25 aprile 2014, 69° anniversario della lotta di liberazione nazionale dal fascismo. Dal mito della Resistenza alla Resistenza senza mito adesso c’è anche un modo più essenziale e antiretorico per raccontare sul filo logico della memoria quei giorni tragici in cui fischiava il vento e urlava la bufera.

Con lo sguardo del cineasta che andava già oltre quello del soldato e del combattente ideologico lo fa un giovane novantenne bergamasco, Giulio Questi, nel suo ultimo libro Uomini e comandanti, disponibile in Einaudi Supercoralli.

Ricordi in forma di racconti così ben fotografati, nitidamente scattati e stampati in carta, realizzati aprendo la porta della camera oscura dove per troppo tempo è rimasta chiusa una rimossa memoria nazionale, rivista e riproposta al pubblico “da un partigiano che ha sempre avuto un’attenzione esasperata a dove metteva i piedi e gli occhi, come si direbbe oggi all’immagine ad alta definizione”.

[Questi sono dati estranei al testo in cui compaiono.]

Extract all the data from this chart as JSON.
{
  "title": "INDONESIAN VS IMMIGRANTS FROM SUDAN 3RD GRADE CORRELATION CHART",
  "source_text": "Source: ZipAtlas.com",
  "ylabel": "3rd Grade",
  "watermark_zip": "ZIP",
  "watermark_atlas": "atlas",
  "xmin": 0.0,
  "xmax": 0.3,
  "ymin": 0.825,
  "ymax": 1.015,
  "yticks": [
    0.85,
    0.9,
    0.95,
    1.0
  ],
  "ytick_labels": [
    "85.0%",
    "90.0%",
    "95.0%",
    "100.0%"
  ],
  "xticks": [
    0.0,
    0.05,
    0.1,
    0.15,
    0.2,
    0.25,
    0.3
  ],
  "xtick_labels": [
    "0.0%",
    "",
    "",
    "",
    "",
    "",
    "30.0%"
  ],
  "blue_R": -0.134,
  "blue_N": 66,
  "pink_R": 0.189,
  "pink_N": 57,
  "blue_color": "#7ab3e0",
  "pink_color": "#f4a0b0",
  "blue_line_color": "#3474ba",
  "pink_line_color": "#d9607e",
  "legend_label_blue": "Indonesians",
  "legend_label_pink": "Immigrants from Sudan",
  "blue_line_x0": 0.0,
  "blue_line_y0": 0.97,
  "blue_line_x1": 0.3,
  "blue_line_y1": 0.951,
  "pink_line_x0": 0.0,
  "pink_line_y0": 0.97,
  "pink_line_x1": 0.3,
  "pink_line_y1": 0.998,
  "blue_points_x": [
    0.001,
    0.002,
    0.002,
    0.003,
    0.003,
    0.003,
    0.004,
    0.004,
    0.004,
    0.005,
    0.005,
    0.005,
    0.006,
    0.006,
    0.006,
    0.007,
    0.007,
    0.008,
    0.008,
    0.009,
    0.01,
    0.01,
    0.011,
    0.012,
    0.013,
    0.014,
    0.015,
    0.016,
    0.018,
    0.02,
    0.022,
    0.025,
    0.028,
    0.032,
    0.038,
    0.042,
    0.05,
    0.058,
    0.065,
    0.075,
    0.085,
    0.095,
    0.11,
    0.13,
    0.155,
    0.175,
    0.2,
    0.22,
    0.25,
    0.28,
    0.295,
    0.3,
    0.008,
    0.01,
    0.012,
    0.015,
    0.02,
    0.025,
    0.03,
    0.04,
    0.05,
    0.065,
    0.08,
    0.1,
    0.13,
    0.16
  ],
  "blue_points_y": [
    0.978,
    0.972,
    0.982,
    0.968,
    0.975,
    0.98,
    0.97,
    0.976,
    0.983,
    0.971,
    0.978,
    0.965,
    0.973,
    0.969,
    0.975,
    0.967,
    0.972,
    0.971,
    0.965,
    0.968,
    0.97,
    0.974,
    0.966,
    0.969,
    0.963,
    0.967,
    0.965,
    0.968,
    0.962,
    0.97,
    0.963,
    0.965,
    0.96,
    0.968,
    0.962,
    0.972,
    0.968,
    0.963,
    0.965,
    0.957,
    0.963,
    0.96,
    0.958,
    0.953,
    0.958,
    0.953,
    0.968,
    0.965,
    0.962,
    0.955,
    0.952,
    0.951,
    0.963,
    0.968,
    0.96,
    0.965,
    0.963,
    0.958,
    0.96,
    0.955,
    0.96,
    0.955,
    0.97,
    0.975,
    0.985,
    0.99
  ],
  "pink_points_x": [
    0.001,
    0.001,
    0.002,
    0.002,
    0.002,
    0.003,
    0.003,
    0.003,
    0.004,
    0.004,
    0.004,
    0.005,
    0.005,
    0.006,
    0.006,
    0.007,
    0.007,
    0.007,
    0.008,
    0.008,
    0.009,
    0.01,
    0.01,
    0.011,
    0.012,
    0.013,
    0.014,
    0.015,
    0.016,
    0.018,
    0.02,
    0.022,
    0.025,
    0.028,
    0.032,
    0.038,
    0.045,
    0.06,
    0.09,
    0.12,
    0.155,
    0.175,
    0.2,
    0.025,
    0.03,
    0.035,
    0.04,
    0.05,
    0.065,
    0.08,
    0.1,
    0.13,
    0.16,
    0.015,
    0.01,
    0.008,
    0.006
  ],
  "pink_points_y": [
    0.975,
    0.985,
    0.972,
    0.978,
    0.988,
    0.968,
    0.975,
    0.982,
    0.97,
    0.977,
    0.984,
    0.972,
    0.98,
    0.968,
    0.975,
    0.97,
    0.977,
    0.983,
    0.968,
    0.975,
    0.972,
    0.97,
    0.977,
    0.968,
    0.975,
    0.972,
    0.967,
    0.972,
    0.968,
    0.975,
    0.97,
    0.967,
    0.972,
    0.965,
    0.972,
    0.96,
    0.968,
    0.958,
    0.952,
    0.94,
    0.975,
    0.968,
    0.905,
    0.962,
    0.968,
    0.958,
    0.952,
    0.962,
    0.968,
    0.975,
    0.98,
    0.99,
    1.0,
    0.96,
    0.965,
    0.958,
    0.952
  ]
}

Da questa angolatura riemerge in primo piano, inedito e spiazzante un mondo nudo, concreto e materiale di vita partigiana, il sapore di Stella, la trentenne tranquilla che il vergine diciottenne Giulio possiede «con il muso, a grandi colpi, come un vitello affamato».

Insomma i giorni indimenticabili di una gioventù vera e autentica, realisticamente svestita dalle divise d’ordinanza, spesso posticce e sovrapposte, tanto care a certa retorica politica italiana.

A tutti noto per la sua indiscussa qualità di regista e film-maker-autore di un film di culto come Se sei vivo spara (Django Kill, If you live, shoot) uno spaghetti western del 1967, entrato a far parte del vissuto e del patrimonio cinematografico mondiale, adesso, tra sesso amore al sapor di polenta fumante e odor del lardo, a dire dei critici e delle recensioni, con i suoi racconti sull’epopea resistenziale, Giulio Questi si è messo alla pari, entrando anche lui nel cerchio magico dei grandi narratori che hanno epicizzato quei momenti di storia patria, Calvino, Fenoglio e Meneghello.